Nas imediações de um mercado tradicional de Parnaíba, há alguns anos, em um fim de semana, houve um forró, no qual a vítima passou a noite bebendo e amanheceu o dia, seguindo para o mercado (que também era seu local de trabalho, descarregando mercadorias) para tomar um caldo numa lanchonete. Estava, como se diz na gíria dos bares e feiras populares, de “virote”! Enquanto a atendente esquentava o caldo pediu uma cerveja para bebericar, foi quando se aproximou um dos acusados do crime e começou a incomodá-lo, pedindo dinheiro para uma dose de cachaça e oferecendo um óculos como troca, desencadeando os eventos que terminaram na tentativa de homicídio.
Durante o debate entre a Promotoria e a Defesa na minha memória desfilava a tradição liberal-conservadora, que se desenvolveu na Inglaterra em torno do direito do indivíduo à vida, à propriedade e a liberdade de pensamento. Os três são consagrados em leis, porém no exercício deles o indivíduo pode reivindicar um quarto, este não escrito: o sagrado direito de ser deixado em paz, seja pelo governo, pelos criminosos (perturbadores da ordem pública) ou pelos chatos da vida!
Então reflito sobre o individuo, que naquele contexto da instituição jurídica é a vítima. Pouco estudo, trabalho braçal, uma visão muito limitada do mundo. Quais suas aspirações, prazeres, frustrações?! Provavelmente toscas e certamente difíceis de ele próprio elaborá-las com racionalidade ponderada! Será que ele matutava sobre elas às 9h da manhã, ressacado da noitada e ainda bebendo, esperando um caldo?! Talvez, mas ele tem direito a elas, e mais, tem o direito de ser deixado em paz com elas.
Pessoas podem torcer o nariz para as extravagâncias do excesso de álcool e da virada de noite, mas ele não importunou ninguém, no final estava quieto no seu canto remoendo a vida diante de um copo. Por que ele deveria ter a tranquilidade perturbada por alguém que queria uma propriedade (dinheiro) que era dele? Por que ele deveria ter a vida colocada em risco por alguém que não tendo o desejo extorsivo atendido atentou contra sua existência?
Mesmo um indivíduo simples tem o direito de autodeterminar sua trajetória existencial! Isso significa que as pessoas devem exercitar a prática civilizada de se importarem com as próprias vidas! É verdade que nas cidades as pessoas dependem umas das outras, porém, observem, elas se relacionam mediadas pelas instituições sociais e papeis conferidos por essas.

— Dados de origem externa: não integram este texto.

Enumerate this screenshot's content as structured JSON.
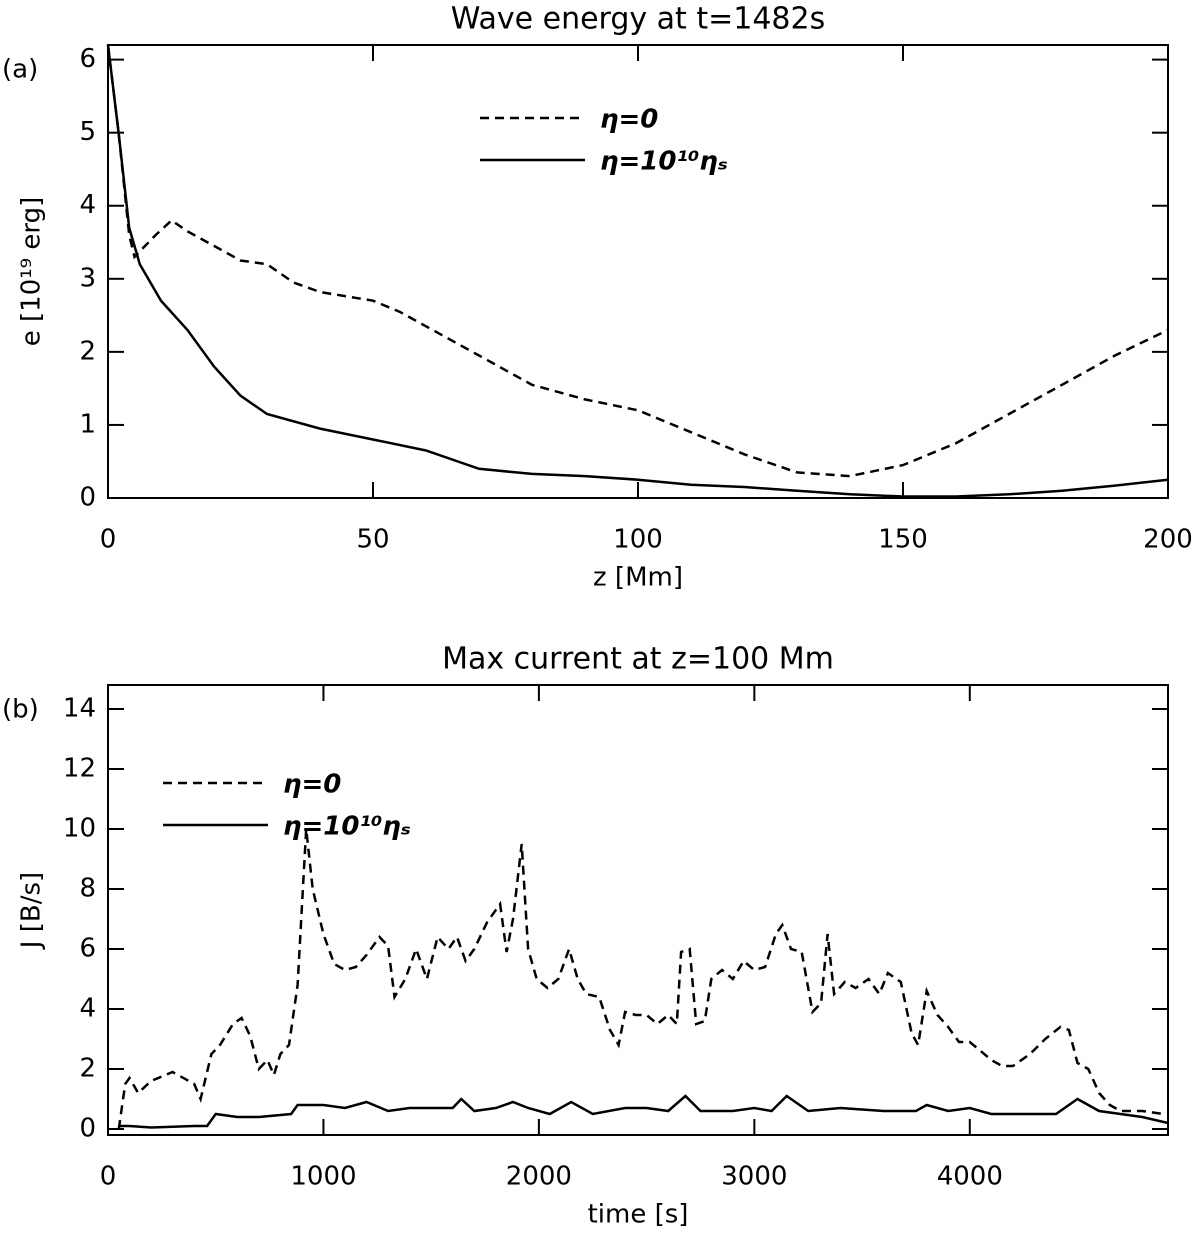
{
  "chart_data": [
    {
      "type": "line",
      "panel_label": "(a)",
      "title": "Wave energy at t=1482s",
      "xlabel": "z [Mm]",
      "ylabel": "e [10¹⁹ erg]",
      "xlim": [
        0,
        200
      ],
      "ylim": [
        0,
        6.2
      ],
      "xticks": [
        0,
        50,
        100,
        150,
        200
      ],
      "yticks": [
        0,
        1,
        2,
        3,
        4,
        5,
        6
      ],
      "legend_position": "upper center",
      "series": [
        {
          "name": "η=0",
          "color": "#000000",
          "line_style": "dashed",
          "x": [
            0,
            2,
            4,
            5,
            7,
            9,
            12,
            15,
            20,
            25,
            30,
            35,
            40,
            50,
            55,
            60,
            70,
            80,
            90,
            100,
            110,
            120,
            130,
            140,
            150,
            160,
            170,
            180,
            190,
            200
          ],
          "values": [
            6.2,
            5.0,
            3.6,
            3.3,
            3.45,
            3.6,
            3.8,
            3.65,
            3.45,
            3.25,
            3.2,
            2.95,
            2.82,
            2.7,
            2.55,
            2.35,
            1.95,
            1.55,
            1.35,
            1.2,
            0.9,
            0.6,
            0.35,
            0.3,
            0.45,
            0.75,
            1.15,
            1.55,
            1.95,
            2.3
          ]
        },
        {
          "name": "η=10¹⁰ηₛ",
          "color": "#000000",
          "line_style": "solid",
          "x": [
            0,
            2,
            4,
            6,
            10,
            15,
            20,
            25,
            30,
            40,
            50,
            60,
            70,
            80,
            90,
            100,
            110,
            120,
            130,
            140,
            150,
            160,
            170,
            180,
            190,
            200
          ],
          "values": [
            6.2,
            5.0,
            3.7,
            3.2,
            2.7,
            2.3,
            1.8,
            1.4,
            1.15,
            0.95,
            0.8,
            0.65,
            0.4,
            0.33,
            0.3,
            0.25,
            0.18,
            0.15,
            0.1,
            0.05,
            0.02,
            0.02,
            0.05,
            0.1,
            0.17,
            0.25
          ]
        }
      ]
    },
    {
      "type": "line",
      "panel_label": "(b)",
      "title": "Max current at z=100 Mm",
      "xlabel": "time [s]",
      "ylabel": "J [B/s]",
      "xlim": [
        0,
        4920
      ],
      "ylim": [
        -0.2,
        14.8
      ],
      "xticks": [
        0,
        1000,
        2000,
        3000,
        4000
      ],
      "yticks": [
        0,
        2,
        4,
        6,
        8,
        10,
        12,
        14
      ],
      "legend_position": "upper left",
      "series": [
        {
          "name": "η=0",
          "color": "#000000",
          "line_style": "dashed",
          "x": [
            50,
            80,
            100,
            140,
            200,
            300,
            400,
            430,
            480,
            520,
            580,
            620,
            660,
            700,
            740,
            770,
            800,
            840,
            880,
            920,
            950,
            1000,
            1050,
            1100,
            1150,
            1200,
            1260,
            1300,
            1330,
            1380,
            1430,
            1480,
            1530,
            1580,
            1620,
            1660,
            1700,
            1760,
            1820,
            1850,
            1880,
            1920,
            1950,
            1990,
            2040,
            2090,
            2140,
            2180,
            2220,
            2280,
            2330,
            2370,
            2400,
            2450,
            2500,
            2550,
            2600,
            2640,
            2660,
            2700,
            2730,
            2770,
            2800,
            2850,
            2900,
            2950,
            3000,
            3050,
            3100,
            3130,
            3170,
            3220,
            3270,
            3310,
            3340,
            3370,
            3420,
            3470,
            3530,
            3580,
            3620,
            3680,
            3730,
            3760,
            3800,
            3850,
            3900,
            3950,
            4000,
            4050,
            4100,
            4150,
            4200,
            4280,
            4350,
            4420,
            4460,
            4500,
            4550,
            4600,
            4650,
            4700,
            4800,
            4900
          ],
          "values": [
            0,
            1.5,
            1.7,
            1.2,
            1.6,
            1.9,
            1.5,
            1.0,
            2.5,
            2.8,
            3.5,
            3.7,
            3.1,
            2.0,
            2.3,
            1.8,
            2.5,
            2.8,
            4.8,
            10.0,
            8.0,
            6.5,
            5.5,
            5.3,
            5.4,
            5.8,
            6.4,
            6.1,
            4.4,
            5.0,
            6.0,
            5.0,
            6.4,
            6.0,
            6.4,
            5.6,
            6.0,
            6.9,
            7.5,
            5.9,
            7.0,
            9.5,
            6.0,
            5.0,
            4.7,
            5.0,
            6.0,
            5.0,
            4.5,
            4.4,
            3.3,
            2.8,
            3.9,
            3.8,
            3.8,
            3.5,
            3.8,
            3.5,
            5.9,
            6.0,
            3.5,
            3.6,
            5.0,
            5.3,
            5.0,
            5.6,
            5.3,
            5.4,
            6.5,
            6.8,
            6.0,
            5.9,
            3.9,
            4.2,
            6.5,
            4.5,
            4.9,
            4.7,
            5.0,
            4.5,
            5.2,
            4.9,
            3.2,
            2.8,
            4.6,
            3.8,
            3.4,
            2.9,
            2.9,
            2.6,
            2.3,
            2.1,
            2.1,
            2.5,
            3.0,
            3.4,
            3.3,
            2.2,
            2.0,
            1.2,
            0.8,
            0.6,
            0.6,
            0.5
          ]
        },
        {
          "name": "η=10¹⁰ηₛ",
          "color": "#000000",
          "line_style": "solid",
          "x": [
            50,
            100,
            200,
            400,
            460,
            500,
            600,
            700,
            850,
            880,
            1000,
            1100,
            1200,
            1300,
            1400,
            1500,
            1600,
            1640,
            1700,
            1800,
            1880,
            1950,
            2050,
            2150,
            2250,
            2400,
            2500,
            2600,
            2680,
            2750,
            2900,
            3000,
            3080,
            3150,
            3250,
            3400,
            3600,
            3750,
            3800,
            3900,
            4000,
            4100,
            4300,
            4400,
            4500,
            4600,
            4700,
            4800,
            4920
          ],
          "values": [
            0.1,
            0.1,
            0.05,
            0.1,
            0.1,
            0.5,
            0.4,
            0.4,
            0.5,
            0.8,
            0.8,
            0.7,
            0.9,
            0.6,
            0.7,
            0.7,
            0.7,
            1.0,
            0.6,
            0.7,
            0.9,
            0.7,
            0.5,
            0.9,
            0.5,
            0.7,
            0.7,
            0.6,
            1.1,
            0.6,
            0.6,
            0.7,
            0.6,
            1.1,
            0.6,
            0.7,
            0.6,
            0.6,
            0.8,
            0.6,
            0.7,
            0.5,
            0.5,
            0.5,
            1.0,
            0.6,
            0.5,
            0.4,
            0.2
          ]
        }
      ]
    }
  ]
}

Terminada a interação os envolvidos voltam para seus interesses privados. No decorrer do julgamento, eu e outros desempenhamos o papel social de jurados, promotor, defensor e juíza. Encerrada a audiência, voltamos para nossas vidas particulares.
É no âmbito da vida privada onde nasce e mora o individuo, um complexo bipolar esculpido pela herança biológica (genética) e pelos condicionantes sociais, que eu defini como: a expressão espiritual mediante os genes em sua relação com o ambiente cultural. Esta bipolaridade é tensa, pois traduz a existência em sociedade como um entrecruzamento de interesses potencialmente conflituosos, por isso viver é perigoso!
Eis a razão singela para se deixar as pessoas em paz! Nelas há uma guerra interior permanente entre desejos e regras comportamentais que geralmente paralisam os sonhos por inibição ou temor. Isso já é suficiente para infernizar a cabeça de qualquer um!
Ainda aparece, para atazanar, um governo querendo acabar com os preconceitos e promover o amor pela humanidade! Um sonho infantil de quem tem muitas feridas de criação e que como adulto não conseguiu curá-las (eu desconfiava de que a esquerda e quem a apoia era feita por gente que não amadureceu, hoje eu tenho certeza!)! Os preconceitos resultam das experiências individuais, são idiossincráticas, fazem parte do conflito interior que consome cada pessoa, o que não pode é fazer propaganda (proselitismo) deles em prejuízo de alguém. Os tenha, mas fique calado!